In the coming days, it is likely that the mainstream media will parrot the government line about how much the government cares about the homeless and how BC Housing has graciously provided people with homes. In light of this, it is imperative to reiterate that these homes - especially apartments not SRO’s - had to be forced out of BC Housing. It also makes obvious how the government absolutely has the resources – including housing units, though certainly not enough for all the homeless in Vancouver – available, it is just not their priority to house the homeless. In this case, government officials were motivated not by good will or good intentions, but the glaring and stark visible reminder of homelessness that the very existence of Olympic Tent Village represents amidst a $7 billion party for the rich.
While not a complete measure of justice as thousands are still homeless on the streets of Vancouver, as hundreds of thousands are forcibly displaced off their land or out of jobs into poverty and substandard housing, and many more try to survive through the death sentence of capitalism and colonization, this is still most definitely an important and concrete victory not only for those who now have these homes, but for all of us. It reinforces the importance of political struggle and pro-active direct action, rather than passivity and reliance on the government, in the face on an unflinching bureaucratic system that perpetuates poverty, misery, corruption, and systemic oppression on a daily basis. (Watch this great video with DTES residents about building the movement)
It is unclear what the coming days bring as there are growing concerns amongst many about capacity, sustainability, and resources; along with a desire to not have the site continue from a place of vulnerability rather than strength as many of the homeless residents leave for their new homes and the number of supporters who are present slowly dwindles. Regardless of if, how, and when it ends, it is clear that the Olympic Tent Village has accomplished so much more than it set out to and has a fostered a very meaningful and uplifting sense of community along with a strong sense of political mobilization.

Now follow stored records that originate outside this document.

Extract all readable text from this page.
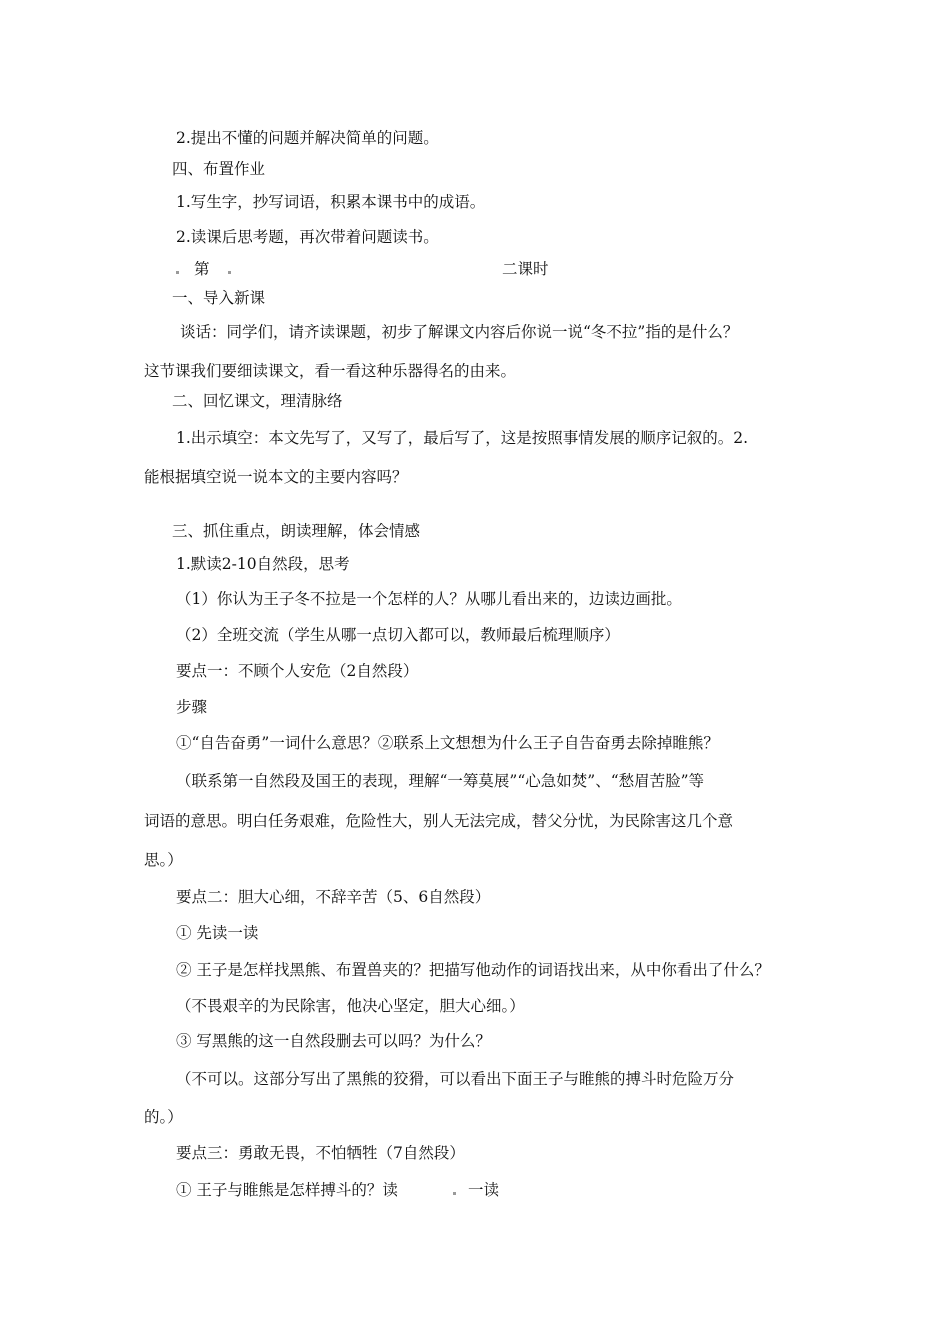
2.提出不懂的问题并解决简单的问题。
四、布置作业
1.写生字，抄写词语，积累本课书中的成语。
2.读课后思考题，再次带着问题读书。
第	二课时
一、导入新课
谈话：同学们，请齐读课题，初步了解课文内容后你说一说“冬不拉”指的是什么？
这节课我们要细读课文，看一看这种乐器得名的由来。
二、回忆课文，理清脉络
1.出示填空：本文先写了，又写了，最后写了，这是按照事情发展的顺序记叙的。2.
能根据填空说一说本文的主要内容吗？
三、抓住重点，朗读理解，体会情感
1.默读2-10自然段，思考
（1）你认为王子冬不拉是一个怎样的人？从哪儿看出来的，边读边画批。
（2）全班交流（学生从哪一点切入都可以，教师最后梳理顺序）
要点一：不顾个人安危（2自然段）
步骤
①“自告奋勇”一词什么意思？②联系上文想想为什么王子自告奋勇去除掉睢熊？
（联系第一自然段及国王的表现，理解“一筹莫展”“心急如焚”、“愁眉苦脸”等
词语的意思。明白任务艰难，危险性大，别人无法完成，替父分忧，为民除害这几个意
思。）
要点二：胆大心细，不辞辛苦（5、6自然段）
① 先读一读
② 王子是怎样找黑熊、布置兽夹的？把描写他动作的词语找出来，从中你看出了什么？
（不畏艰辛的为民除害，他决心坚定，胆大心细。）
③ 写黑熊的这一自然段删去可以吗？为什么？
（不可以。这部分写出了黑熊的狡猾，可以看出下面王子与睢熊的搏斗时危险万分
的。）
要点三：勇敢无畏，不怕牺牲（7自然段）
① 王子与睢熊是怎样搏斗的？读	一读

To the scores of DTES and homeless residents who have become family with the potent combination of constant bickering and unconditional acceptance and compassion; to the Elders keeping the flames of the sacred fires; to the DTES Power of Women Group who command not only mine but so many of ours’ deepest respect; to all members of Streams of Justice, Vancouver Action, DTES Elders Council, Walk 4 Justice, No One Is Illegal, AW@L, 2010 Welcoming Committee, no2010, and the many others who have held down at the Tent Village for more hours than not; to the tireless Food Not Bombs and everyone in the Kitchen Tent who are our foundation; to the phenomenal crew that redeems the word ‘security’ by serving the people and keeping the police out; to all anti-Olympic resisters; to all Indigenous defenders on the front-lines of land defense and anti-gentrification struggles; to all the allies in the DTES Justice for all Network; to the hundreds of endorsing groups and all others who have supported with generous donations; to all independent media especially Vancouver Media Co-op; to all Legal Observer teams; to all the healing medics; to the hundreds of unnamed who have built, sustained, fed, fuelled the Olympic Tent Village and whose time and loving efforts have not gone unnoticed: you bridge fire and sky. You have an undeniable place in my heart and much solidarity and strength in the long struggle ahead.